Le compassionnel

Par Vendredi 26 septembre 2014 Permalink 16

Après l’assassinat de l’alpiniste français en Algérie, le grand cirque compassionnel n’a pas tardé. La gauche s’est faite une spécialité de ces rassemblements « populaires » dans lesquels les bons sentiments doivent dégouliner comme la confiture sur une tartine. « Non à la Barbarie »,  « Paix au Vietnam », non c’est fini, ça, « Nous sommes tous des sales français » et des juifs allemands… Non, non là faut pas pousser! On ne peut pas faire dire ça à des arabes!

Le protocole compassionnel est un traitement médical testé sur un malade quand tout a déjà été tenté. Une nouvelle molécule, de nouveaux soins jamais essayés, pour voir, se laisser une chance, espérer… Pour la société française, le parallèle saute aux yeux. Le communautarisme s’y développe comme jamais, les diverses populations ont entre elles de moins en moins de contacts.
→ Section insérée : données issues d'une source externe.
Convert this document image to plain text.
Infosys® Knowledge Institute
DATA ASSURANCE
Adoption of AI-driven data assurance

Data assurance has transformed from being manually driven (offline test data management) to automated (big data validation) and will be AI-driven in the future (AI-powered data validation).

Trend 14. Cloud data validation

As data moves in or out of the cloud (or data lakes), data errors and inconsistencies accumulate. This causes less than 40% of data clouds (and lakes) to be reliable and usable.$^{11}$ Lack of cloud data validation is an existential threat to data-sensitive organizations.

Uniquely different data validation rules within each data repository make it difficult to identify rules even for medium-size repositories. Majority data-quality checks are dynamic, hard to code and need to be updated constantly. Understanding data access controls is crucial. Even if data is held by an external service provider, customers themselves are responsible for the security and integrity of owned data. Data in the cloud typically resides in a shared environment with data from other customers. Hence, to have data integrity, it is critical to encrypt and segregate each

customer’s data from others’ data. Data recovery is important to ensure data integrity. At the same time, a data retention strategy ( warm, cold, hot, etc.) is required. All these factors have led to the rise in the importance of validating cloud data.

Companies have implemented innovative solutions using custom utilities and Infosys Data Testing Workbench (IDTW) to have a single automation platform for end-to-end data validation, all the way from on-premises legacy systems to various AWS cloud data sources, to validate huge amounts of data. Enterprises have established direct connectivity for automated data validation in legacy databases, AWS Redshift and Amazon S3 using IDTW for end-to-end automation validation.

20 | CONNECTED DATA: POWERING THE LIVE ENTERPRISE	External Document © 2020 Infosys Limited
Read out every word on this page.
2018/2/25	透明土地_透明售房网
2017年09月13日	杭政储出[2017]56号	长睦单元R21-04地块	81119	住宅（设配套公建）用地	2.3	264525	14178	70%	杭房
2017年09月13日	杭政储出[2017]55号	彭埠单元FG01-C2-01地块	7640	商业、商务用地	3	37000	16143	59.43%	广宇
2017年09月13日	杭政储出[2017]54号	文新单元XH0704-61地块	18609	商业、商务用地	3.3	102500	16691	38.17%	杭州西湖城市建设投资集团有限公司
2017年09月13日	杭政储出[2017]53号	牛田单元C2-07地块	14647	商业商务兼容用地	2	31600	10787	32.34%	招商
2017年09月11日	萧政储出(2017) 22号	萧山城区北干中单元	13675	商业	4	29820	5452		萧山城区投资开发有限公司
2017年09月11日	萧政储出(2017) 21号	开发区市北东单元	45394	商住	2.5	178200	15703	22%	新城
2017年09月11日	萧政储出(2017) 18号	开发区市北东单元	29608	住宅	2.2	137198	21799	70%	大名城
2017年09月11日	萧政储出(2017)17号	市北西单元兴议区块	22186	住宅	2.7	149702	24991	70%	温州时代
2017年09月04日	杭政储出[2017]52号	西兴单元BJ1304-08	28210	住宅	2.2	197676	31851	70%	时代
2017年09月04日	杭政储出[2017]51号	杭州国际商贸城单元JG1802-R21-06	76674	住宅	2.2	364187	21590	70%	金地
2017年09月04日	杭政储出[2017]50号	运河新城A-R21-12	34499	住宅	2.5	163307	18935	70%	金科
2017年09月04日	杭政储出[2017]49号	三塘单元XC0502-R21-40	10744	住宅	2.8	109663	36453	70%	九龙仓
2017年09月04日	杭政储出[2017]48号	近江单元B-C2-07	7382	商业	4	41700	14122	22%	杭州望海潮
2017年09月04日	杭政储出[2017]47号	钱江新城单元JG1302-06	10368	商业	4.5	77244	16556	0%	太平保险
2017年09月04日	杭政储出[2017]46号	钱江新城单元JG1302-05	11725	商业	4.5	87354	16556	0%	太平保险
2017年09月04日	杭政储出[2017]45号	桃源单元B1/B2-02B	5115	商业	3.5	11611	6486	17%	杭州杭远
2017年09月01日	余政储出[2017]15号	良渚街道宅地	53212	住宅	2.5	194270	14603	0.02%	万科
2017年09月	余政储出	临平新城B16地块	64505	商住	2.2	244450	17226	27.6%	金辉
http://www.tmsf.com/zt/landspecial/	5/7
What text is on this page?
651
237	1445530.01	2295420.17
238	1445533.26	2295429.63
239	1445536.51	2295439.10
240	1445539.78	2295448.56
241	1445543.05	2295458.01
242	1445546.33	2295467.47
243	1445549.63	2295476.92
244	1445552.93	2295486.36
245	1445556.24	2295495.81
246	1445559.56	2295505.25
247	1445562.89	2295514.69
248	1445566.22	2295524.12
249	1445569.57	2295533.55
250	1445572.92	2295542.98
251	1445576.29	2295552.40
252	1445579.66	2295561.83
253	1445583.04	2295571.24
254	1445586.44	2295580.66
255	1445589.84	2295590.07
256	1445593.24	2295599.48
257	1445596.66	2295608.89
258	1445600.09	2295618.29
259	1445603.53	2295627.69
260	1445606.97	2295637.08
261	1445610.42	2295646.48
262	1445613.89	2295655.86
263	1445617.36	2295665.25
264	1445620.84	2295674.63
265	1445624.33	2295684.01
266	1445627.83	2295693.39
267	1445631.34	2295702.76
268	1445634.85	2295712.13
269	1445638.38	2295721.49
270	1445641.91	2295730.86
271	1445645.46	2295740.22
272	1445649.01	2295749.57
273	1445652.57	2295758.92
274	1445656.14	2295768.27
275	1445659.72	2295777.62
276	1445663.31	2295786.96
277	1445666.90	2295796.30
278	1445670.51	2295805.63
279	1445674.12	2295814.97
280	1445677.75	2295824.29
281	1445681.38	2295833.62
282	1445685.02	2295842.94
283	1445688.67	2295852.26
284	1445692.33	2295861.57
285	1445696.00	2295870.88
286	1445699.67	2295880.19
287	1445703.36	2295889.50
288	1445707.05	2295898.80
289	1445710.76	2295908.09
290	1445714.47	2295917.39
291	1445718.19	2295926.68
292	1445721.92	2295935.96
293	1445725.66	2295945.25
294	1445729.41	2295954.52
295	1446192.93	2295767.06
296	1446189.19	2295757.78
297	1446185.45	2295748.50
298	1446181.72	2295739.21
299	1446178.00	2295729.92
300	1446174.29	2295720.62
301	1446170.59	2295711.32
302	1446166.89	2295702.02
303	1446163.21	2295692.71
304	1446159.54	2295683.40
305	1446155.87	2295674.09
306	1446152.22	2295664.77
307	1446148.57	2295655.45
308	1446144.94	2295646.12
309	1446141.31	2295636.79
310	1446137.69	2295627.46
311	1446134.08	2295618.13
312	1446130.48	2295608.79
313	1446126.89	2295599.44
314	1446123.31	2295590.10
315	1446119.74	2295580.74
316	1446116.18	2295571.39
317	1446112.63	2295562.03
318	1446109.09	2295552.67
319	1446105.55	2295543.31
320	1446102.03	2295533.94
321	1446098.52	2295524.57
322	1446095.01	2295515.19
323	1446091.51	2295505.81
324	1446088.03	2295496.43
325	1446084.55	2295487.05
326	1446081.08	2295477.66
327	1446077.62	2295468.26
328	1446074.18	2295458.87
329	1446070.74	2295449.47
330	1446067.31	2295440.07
Les risques de conflits ethniques vont croissant malgré une propagande gouvernementale relayée avec la plus grande application par les médias pour nous expliquer que,  je site ce beau slogan pondu par un publicitaire bien cocaïné,  « ce qui nous rassemble est plus important que ce qui nous divise »! Rien que ça!  Pas sûr du tout pourtant… La crise identitaire est chevillée au corps de la France du XXIe siècle.

Cependant les associations de tout poil largement subventionnées par l’état profitent, oui c’est le terrible mot, le seul qui convient vraiment, profitent d’une tragédie pour faire passer leurs idées le plus souvent à rebours de celles des français. C’est l’occasion de faire passer des vessies pour des lanternes, c’est l’occasion de manipuler l’opinion publique, c’est l’occasion d’avancer ses pions…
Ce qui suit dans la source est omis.